Cartilage and Disc Biology
Hypoxia-inducible factor regulation of ANK expression in nucleus pulposus cells: Possible implications in controlling dystrophic mineralization in the intervertebral disc
Article first published online: 21 MAY 2010
Copyright © 2010 by the American College of Rheumatology
Arthritis & Rheumatism
Volume 62, Issue 9, pages 2707–2715, September 2010
How to Cite
Skubutyte, R., Markova, D., Freeman, T. A., Anderson, D. G., Dion, A. S., Williams, C. J., Shapiro, I. M. and Risbud, M. V. (2010), Hypoxia-inducible factor regulation of ANK expression in nucleus pulposus cells: Possible implications in controlling dystrophic mineralization in the intervertebral disc. Arthritis & Rheumatism, 62: 2707–2715. doi: 10.1002/art.27558
- Issue published online: 31 AUG 2010
- Article first published online: 21 MAY 2010
- Manuscript Accepted: 6 MAY 2010
- Manuscript Received: 23 DEC 2009
- NIH. Grant Numbers: R01-AR-052619, R01-AR-050087, R01-AR-055655
Since nucleus pulposus cells reside under conditions of hypoxia, we determined if the expression of ANK, a pyrophosphate transporter, is regulated by the hypoxia-inducible factor (HIF) proteins.
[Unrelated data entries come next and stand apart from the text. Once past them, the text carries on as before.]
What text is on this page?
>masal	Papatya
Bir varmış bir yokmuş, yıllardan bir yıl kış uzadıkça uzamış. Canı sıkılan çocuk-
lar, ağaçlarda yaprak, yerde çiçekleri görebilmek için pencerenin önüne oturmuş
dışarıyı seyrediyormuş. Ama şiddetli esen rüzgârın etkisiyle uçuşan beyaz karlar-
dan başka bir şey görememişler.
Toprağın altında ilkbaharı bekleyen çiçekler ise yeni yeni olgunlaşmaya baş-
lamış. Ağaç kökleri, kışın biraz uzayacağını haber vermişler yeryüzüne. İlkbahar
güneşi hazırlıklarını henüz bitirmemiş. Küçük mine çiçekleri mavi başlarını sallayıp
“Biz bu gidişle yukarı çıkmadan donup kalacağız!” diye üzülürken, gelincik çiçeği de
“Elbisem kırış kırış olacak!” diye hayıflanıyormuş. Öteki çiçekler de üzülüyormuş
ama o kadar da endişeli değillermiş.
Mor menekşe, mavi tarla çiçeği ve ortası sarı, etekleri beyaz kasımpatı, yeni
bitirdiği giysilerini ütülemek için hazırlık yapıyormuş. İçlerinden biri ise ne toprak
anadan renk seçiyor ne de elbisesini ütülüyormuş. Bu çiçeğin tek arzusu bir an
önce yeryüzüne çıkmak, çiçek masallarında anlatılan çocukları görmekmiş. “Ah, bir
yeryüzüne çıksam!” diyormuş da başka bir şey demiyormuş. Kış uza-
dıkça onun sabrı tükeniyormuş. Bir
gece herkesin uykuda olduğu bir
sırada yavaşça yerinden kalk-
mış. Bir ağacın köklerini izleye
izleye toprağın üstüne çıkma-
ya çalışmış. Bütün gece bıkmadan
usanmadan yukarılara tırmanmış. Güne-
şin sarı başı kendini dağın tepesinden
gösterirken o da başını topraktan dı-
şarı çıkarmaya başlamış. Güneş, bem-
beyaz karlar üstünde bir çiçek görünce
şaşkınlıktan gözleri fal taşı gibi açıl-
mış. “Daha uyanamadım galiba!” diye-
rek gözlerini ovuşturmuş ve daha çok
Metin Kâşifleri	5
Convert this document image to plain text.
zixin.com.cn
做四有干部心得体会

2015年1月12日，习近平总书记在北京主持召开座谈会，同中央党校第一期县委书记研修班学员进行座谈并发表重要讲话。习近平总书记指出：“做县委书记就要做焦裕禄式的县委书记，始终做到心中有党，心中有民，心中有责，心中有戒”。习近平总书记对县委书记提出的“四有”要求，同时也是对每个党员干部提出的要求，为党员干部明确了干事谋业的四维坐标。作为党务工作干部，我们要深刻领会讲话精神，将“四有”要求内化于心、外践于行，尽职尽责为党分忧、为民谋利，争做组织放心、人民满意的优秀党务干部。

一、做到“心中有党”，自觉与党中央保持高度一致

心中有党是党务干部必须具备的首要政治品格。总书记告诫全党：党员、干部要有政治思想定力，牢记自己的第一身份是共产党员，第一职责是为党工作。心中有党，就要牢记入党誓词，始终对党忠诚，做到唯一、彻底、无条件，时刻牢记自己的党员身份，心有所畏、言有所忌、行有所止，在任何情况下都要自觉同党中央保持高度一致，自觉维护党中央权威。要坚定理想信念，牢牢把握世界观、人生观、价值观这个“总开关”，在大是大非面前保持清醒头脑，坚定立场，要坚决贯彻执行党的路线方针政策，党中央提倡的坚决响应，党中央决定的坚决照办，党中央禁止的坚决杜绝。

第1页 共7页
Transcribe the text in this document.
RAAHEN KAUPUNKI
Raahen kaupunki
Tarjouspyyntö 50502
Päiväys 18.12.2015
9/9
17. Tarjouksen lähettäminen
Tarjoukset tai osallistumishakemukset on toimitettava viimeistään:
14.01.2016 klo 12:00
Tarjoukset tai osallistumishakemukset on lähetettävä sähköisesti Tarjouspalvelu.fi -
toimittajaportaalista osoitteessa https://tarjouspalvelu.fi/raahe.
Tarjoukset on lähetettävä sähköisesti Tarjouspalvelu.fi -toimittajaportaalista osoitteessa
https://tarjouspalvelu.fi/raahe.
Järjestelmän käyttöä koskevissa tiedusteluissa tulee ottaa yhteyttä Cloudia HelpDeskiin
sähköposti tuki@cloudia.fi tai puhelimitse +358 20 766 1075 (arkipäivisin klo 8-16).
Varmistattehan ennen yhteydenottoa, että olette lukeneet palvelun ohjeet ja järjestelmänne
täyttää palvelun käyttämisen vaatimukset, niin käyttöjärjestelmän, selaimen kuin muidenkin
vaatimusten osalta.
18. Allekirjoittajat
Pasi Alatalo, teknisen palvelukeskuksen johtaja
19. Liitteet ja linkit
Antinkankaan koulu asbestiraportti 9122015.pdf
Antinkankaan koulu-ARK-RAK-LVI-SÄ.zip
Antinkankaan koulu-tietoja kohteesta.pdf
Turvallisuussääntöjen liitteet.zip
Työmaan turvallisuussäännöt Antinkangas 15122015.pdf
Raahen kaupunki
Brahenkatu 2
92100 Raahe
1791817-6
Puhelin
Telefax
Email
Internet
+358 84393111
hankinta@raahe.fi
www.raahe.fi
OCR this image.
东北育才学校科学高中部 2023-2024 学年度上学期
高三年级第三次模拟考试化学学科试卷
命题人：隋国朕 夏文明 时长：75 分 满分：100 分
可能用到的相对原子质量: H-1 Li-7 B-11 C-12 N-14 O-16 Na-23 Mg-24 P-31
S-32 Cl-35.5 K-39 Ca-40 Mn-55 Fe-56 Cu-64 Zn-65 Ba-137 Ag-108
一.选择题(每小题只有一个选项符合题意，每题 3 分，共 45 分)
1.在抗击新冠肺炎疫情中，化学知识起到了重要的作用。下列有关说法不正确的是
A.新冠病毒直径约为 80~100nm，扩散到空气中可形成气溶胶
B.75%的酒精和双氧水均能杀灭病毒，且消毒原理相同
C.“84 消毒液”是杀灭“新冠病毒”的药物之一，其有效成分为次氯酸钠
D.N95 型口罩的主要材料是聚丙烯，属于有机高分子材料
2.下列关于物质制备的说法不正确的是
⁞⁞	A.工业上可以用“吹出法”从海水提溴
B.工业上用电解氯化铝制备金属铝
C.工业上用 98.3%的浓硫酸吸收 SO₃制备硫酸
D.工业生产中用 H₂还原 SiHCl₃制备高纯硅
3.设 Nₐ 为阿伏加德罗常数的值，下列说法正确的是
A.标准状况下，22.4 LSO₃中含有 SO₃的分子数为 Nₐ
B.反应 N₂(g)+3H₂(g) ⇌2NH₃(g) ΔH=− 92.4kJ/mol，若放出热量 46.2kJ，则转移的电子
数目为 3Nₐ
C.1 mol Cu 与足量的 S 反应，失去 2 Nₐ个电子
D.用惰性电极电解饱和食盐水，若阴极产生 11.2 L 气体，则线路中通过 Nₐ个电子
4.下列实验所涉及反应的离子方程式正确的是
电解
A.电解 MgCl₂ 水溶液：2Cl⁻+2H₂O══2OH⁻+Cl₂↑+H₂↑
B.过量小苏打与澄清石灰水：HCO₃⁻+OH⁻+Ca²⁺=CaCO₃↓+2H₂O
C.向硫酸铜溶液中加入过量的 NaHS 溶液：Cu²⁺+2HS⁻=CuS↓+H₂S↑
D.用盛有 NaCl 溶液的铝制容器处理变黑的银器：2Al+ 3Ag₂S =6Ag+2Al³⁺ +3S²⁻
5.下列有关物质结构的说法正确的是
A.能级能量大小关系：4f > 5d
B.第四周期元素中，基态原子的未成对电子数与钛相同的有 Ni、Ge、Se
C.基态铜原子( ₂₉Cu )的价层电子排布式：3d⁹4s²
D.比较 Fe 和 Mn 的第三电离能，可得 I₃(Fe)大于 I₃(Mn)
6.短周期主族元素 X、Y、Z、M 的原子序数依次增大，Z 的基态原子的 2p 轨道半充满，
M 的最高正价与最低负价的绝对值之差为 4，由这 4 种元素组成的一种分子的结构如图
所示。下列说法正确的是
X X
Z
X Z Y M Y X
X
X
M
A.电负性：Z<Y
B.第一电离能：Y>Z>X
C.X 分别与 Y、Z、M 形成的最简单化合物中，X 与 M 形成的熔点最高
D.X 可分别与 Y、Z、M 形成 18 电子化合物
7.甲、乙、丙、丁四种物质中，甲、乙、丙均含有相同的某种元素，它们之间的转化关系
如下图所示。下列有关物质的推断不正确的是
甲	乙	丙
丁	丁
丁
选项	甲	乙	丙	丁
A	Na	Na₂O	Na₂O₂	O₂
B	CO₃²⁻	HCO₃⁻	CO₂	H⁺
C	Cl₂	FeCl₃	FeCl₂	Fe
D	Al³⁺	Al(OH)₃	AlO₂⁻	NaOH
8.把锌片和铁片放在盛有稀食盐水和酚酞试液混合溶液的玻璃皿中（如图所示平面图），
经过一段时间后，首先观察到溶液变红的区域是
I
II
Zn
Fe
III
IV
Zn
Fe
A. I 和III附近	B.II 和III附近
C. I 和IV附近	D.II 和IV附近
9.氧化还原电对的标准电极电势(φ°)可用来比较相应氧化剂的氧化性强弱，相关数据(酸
Quantitative reverse transcription–polymerase chain reaction and Western blot analyses were used to measure ANK expression in nucleus pulposus cells from rats and humans. Transfections were performed to determine the effect of HIF-1/2 on ANK promoter activity.
ANK was expressed in embryonic and mature rat discs. Oxygen-dependent changes in ANK expression in nucleus pulposus cells were minimal. However, silencing of HIF-1α and HIF-2α resulted in increased ANK expression and up-regulation of promoter activity. HIF-mediated suppression of ANK was validated by measuring promoter activity in HIF-1β–null embryonic fibroblasts. Under conditions of hypoxia, there was induction of promoter activity in the null cells as compared with the wild-type cells. Overexpression of HIF-1α and HIF-2α in nucleus pulposus cells resulted in a significant suppression of ANK promoter activity. Since the ANK promoter contains 2 hypoxia-responsive elements (HREs), we performed site-directed mutagenesis and measured promoter activity. We found that HIF-1 can bind to either of the HREs and can suppress promoter activity; in contrast, HIF-2 was required to bind to both HREs in order to suppress activity. Finally, analysis of human nucleus pulposus tissue showed that while ANK was expressed in normal tissue, there was increased expression of ANK along with alkaline phosphatase in the degenerated state.
Both HIF-1 and HIF-2 serve as negative regulators of ANK expression in the disc. We propose that baseline expression of ANK in the disc serves to prevent mineral formation under physiologic conditions.